Attribute value format Supported Comments
String values Yes  
byte[] values Yes  

Some LDAP servers support attribute subtyping, attribute name synonyms, and language codes for specifying language preferences for attribute values. In such cases, the attribute name returned by an LDAP server may be different from the one which was requested.

In LDAP, attribute names are case-insensitive. Therefore, when creating a collection of attributes to be passed as a parameter to JNDI operations, it is recommended to use a case-insensitive attributes class. For example,

        Attributes attrs = new BasicAttributes(true); // ignoreCase=true

For all attribute values, regardless of whether they are String or byte[], you need to know the syntax and format of the attribute value. You can typically find this out by reading the schema document in which the attribute and its syntax is defined.

When attributes are supplied as arguments to JNDI calls then they must satisfy whatever schema is enforced at the LDAP directory.  In particular, the objectClass attribute is normally required when creating a new LDAP entry (for example, when using Context.bind, Context.rebind or DirContext.createSubcontext).


6. URLs

6.1 Uses

The LDAP service provider supports URLs in accordance with the description in Guidelines for LDAP Service Providers. It supports both LDAP and LDAPS URLs.

It supports the following use of URLs:
 

URL usage Supported Comments
LDAP and LDAPS URLs to configure the LDAP service provider. Yes  
URLs passed as names to the InitialDirContext methods. Yes  
URLs in LDAP referrals Yes The scope component of LDAP/LDAPS URLs is supported. The attributes, filter and extensions components are ignored.
URLs returned as names in list, listBindings, and search enumerations. Yes  
URLs linking federated namespaces. Yes  

NOTE: On systems earlier than the Java 2 SDK, v 1.4.2, the LDAP service provider does not recognize or return LDAPS URLs.
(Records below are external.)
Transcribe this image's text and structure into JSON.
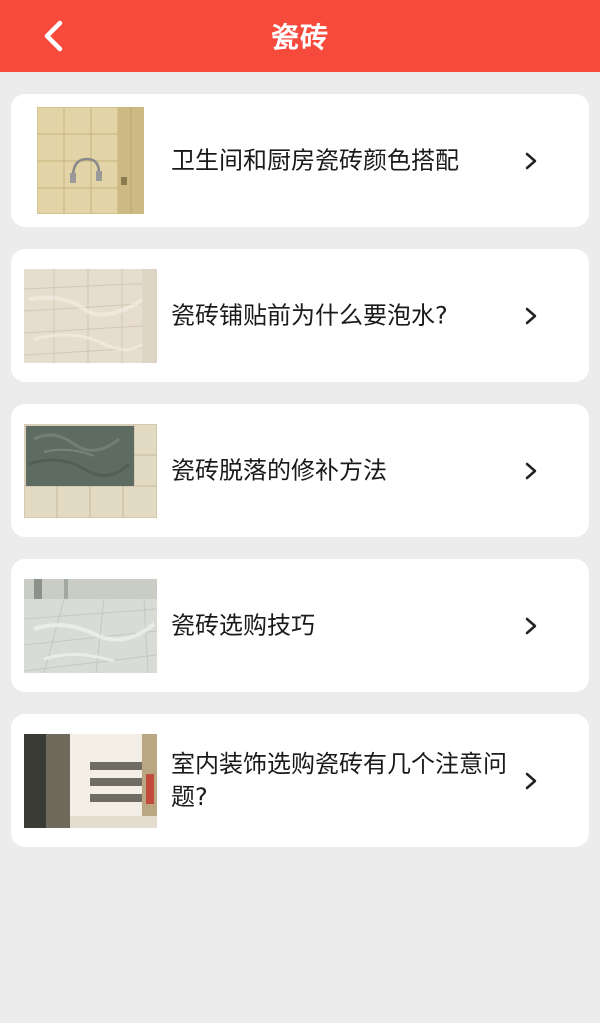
{
  "header": {
    "title": "瓷砖",
    "back_icon": "chevron-left-icon",
    "background": "#f64a3d"
  },
  "articles": [
    {
      "title": "卫生间和厨房瓷砖颜色搭配",
      "thumbnail": "beige wall tiles with shower fixture"
    },
    {
      "title": "瓷砖铺贴前为什么要泡水?",
      "thumbnail": "light marble wall tiles"
    },
    {
      "title": "瓷砖脱落的修补方法",
      "thumbnail": "wall with missing tiles and exposed cement"
    },
    {
      "title": "瓷砖选购技巧",
      "thumbnail": "glossy floor tiles"
    },
    {
      "title": "室内装饰选购瓷砖有几个注意问题?",
      "thumbnail": "bathroom wall with dark tile strips"
    }
  ]
}
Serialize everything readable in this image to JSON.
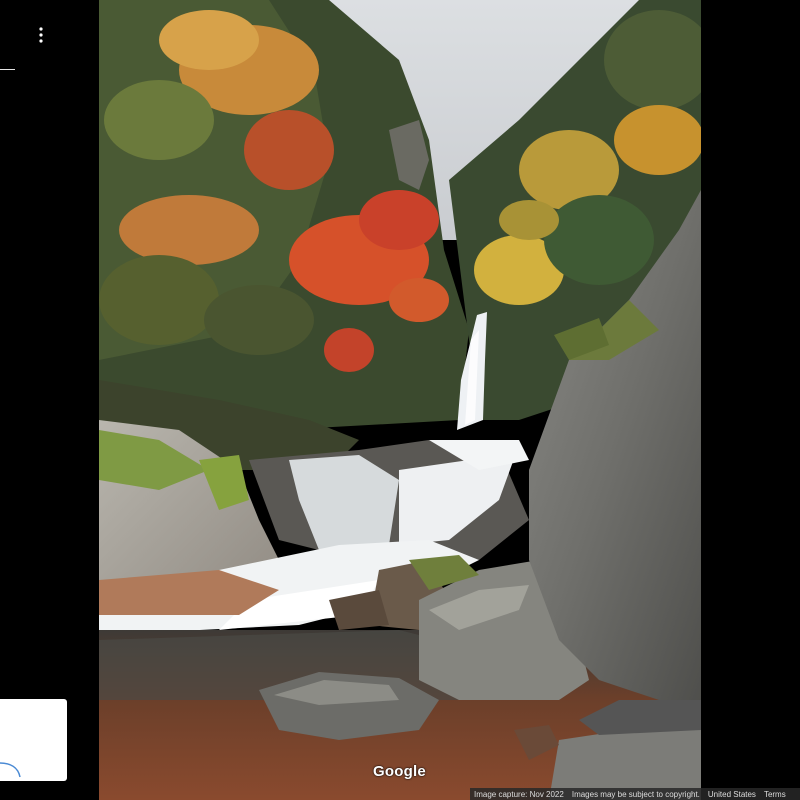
{
  "viewer": {
    "logo": "Google",
    "menu_icon": "more-vert-icon"
  },
  "footer": {
    "capture_date": "Image capture: Nov 2022",
    "copyright": "Images may be subject to copyright.",
    "region": "United States",
    "terms": "Terms"
  },
  "colors": {
    "background": "#000000",
    "minimap_bg": "#ffffff",
    "footer_bg": "#282828",
    "route_line": "#4a8ad4"
  }
}
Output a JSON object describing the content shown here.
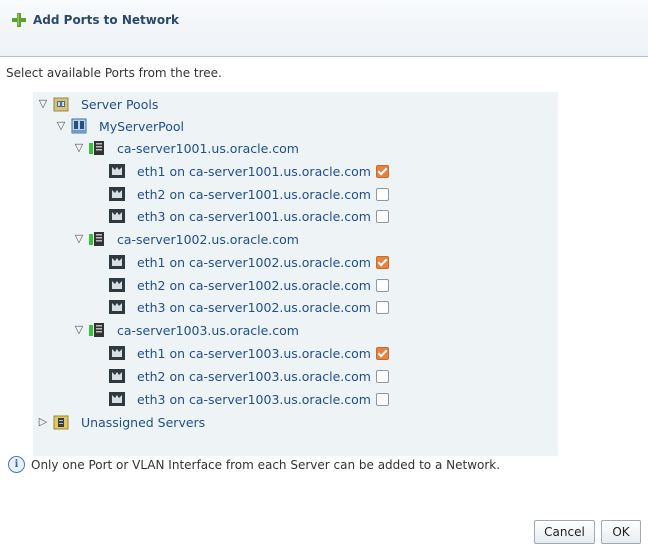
{
  "dialog": {
    "title": "Add Ports to Network",
    "instructions": "Select available Ports from the tree.",
    "info_message": "Only one Port or VLAN Interface from each Server can be added to a Network.",
    "cancel_label": "Cancel",
    "ok_label": "OK"
  },
  "tree": {
    "server_pools": {
      "label": "Server Pools",
      "expanded": true,
      "pool": {
        "label": "MyServerPool",
        "expanded": true,
        "servers": [
          {
            "label": "ca-server1001.us.oracle.com",
            "expanded": true,
            "ports": [
              {
                "label": "eth1 on ca-server1001.us.oracle.com",
                "checked": true
              },
              {
                "label": "eth2 on ca-server1001.us.oracle.com",
                "checked": false
              },
              {
                "label": "eth3 on ca-server1001.us.oracle.com",
                "checked": false
              }
            ]
          },
          {
            "label": "ca-server1002.us.oracle.com",
            "expanded": true,
            "ports": [
              {
                "label": "eth1 on ca-server1002.us.oracle.com",
                "checked": true
              },
              {
                "label": "eth2 on ca-server1002.us.oracle.com",
                "checked": false
              },
              {
                "label": "eth3 on ca-server1002.us.oracle.com",
                "checked": false
              }
            ]
          },
          {
            "label": "ca-server1003.us.oracle.com",
            "expanded": true,
            "ports": [
              {
                "label": "eth1 on ca-server1003.us.oracle.com",
                "checked": true
              },
              {
                "label": "eth2 on ca-server1003.us.oracle.com",
                "checked": false
              },
              {
                "label": "eth3 on ca-server1003.us.oracle.com",
                "checked": false
              }
            ]
          }
        ]
      }
    },
    "unassigned": {
      "label": "Unassigned Servers",
      "expanded": false
    }
  },
  "colors": {
    "link": "#1f4f8f",
    "checked": "#e9823f",
    "tree_bg": "#eef3f6"
  }
}
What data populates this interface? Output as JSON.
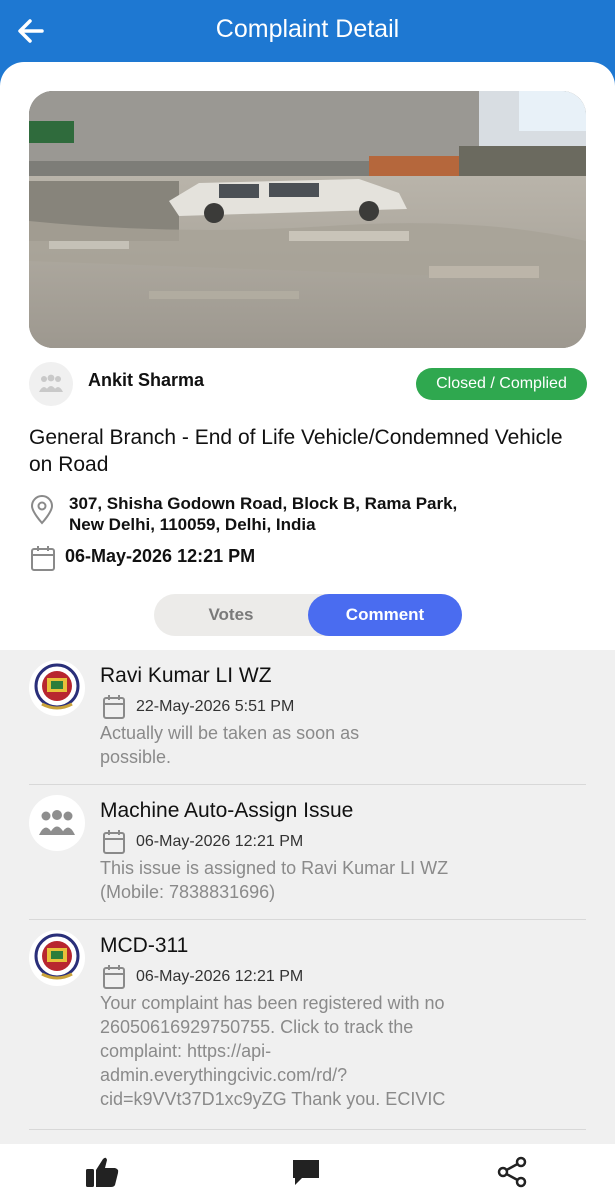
{
  "header": {
    "title": "Complaint Detail",
    "back_icon": "arrow-left-icon"
  },
  "complaint": {
    "author": "Ankit Sharma",
    "status": "Closed / Complied",
    "status_color": "#2FA84F",
    "category": "General Branch - End of Life Vehicle/Condemned Vehicle on Road",
    "address_line1": "307, Shisha Godown Road, Block B, Rama Park,",
    "address_line2": "New Delhi, 110059, Delhi, India",
    "datetime": "06-May-2026 12:21 PM"
  },
  "tabs": {
    "votes": "Votes",
    "comment": "Comment",
    "active": "comment"
  },
  "comments": [
    {
      "name": "Ravi Kumar LI WZ",
      "date": "22-May-2026 5:51 PM",
      "text_line1": "Actually will be taken as soon as",
      "text_line2": "possible.",
      "avatar": "mcd-emblem"
    },
    {
      "name": "Machine Auto-Assign Issue",
      "date": "06-May-2026 12:21 PM",
      "text_line1": "This issue is assigned to Ravi Kumar LI WZ",
      "text_line2": "(Mobile: 7838831696)",
      "avatar": "group-people-icon"
    },
    {
      "name": "MCD-311",
      "date": "06-May-2026 12:21 PM",
      "text_lines": [
        "Your complaint has been registered with no",
        "26050616929750755. Click to track the",
        "complaint: https://api-",
        "admin.everythingcivic.com/rd/?",
        "cid=k9VVt37D1xc9yZG Thank you. ECIVIC"
      ],
      "avatar": "mcd-emblem"
    }
  ],
  "bottom_nav": [
    "thumbs-up-icon",
    "comment-icon",
    "share-icon"
  ],
  "colors": {
    "brand": "#1E78D2",
    "accent": "#4A6CF0"
  }
}
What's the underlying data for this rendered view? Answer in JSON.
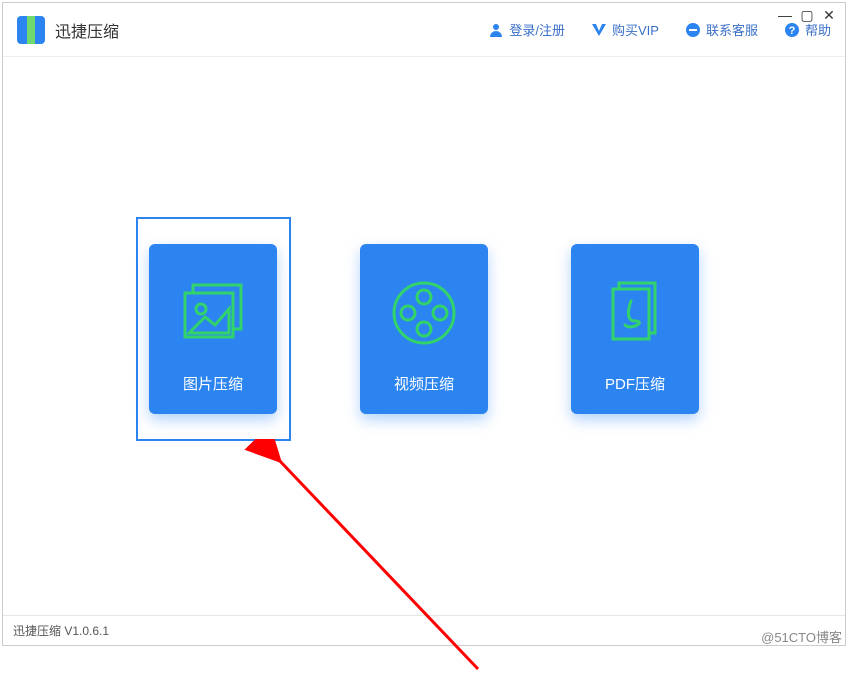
{
  "app": {
    "title": "迅捷压缩"
  },
  "header": {
    "login": "登录/注册",
    "vip": "购买VIP",
    "support": "联系客服",
    "help": "帮助"
  },
  "tiles": {
    "image": "图片压缩",
    "video": "视频压缩",
    "pdf": "PDF压缩"
  },
  "footer": {
    "status": "迅捷压缩 V1.0.6.1"
  },
  "watermark": "@51CTO博客",
  "colors": {
    "primary": "#2b84f0",
    "accent": "#33d36b"
  }
}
6.2 Automatic Discovery of LDAP Service

The LDAP service provider supports the use of DNS configuration for automatically discovering the LDAP service. When an LDAP/LDAPS URL in the above usage cases is missing the hostname and port but has a non-empty distinguished name, the LDAP service provider will attempt to locate the LDAP servers to use as described in the Guidelines for LDAP Service Providers.

For example, given a URL of ldap:///dc=example,dc=com, the service provider will try to locate the DNS SRV records for _ldap._tcp.example.com. If the provider finds such records, it will then extract and use the hostnames and ports of the LDAP servers from the records. The order in which it uses these records follows the algorithm described in the Internet draft draft-ietf-ldapext-locate-08.txt.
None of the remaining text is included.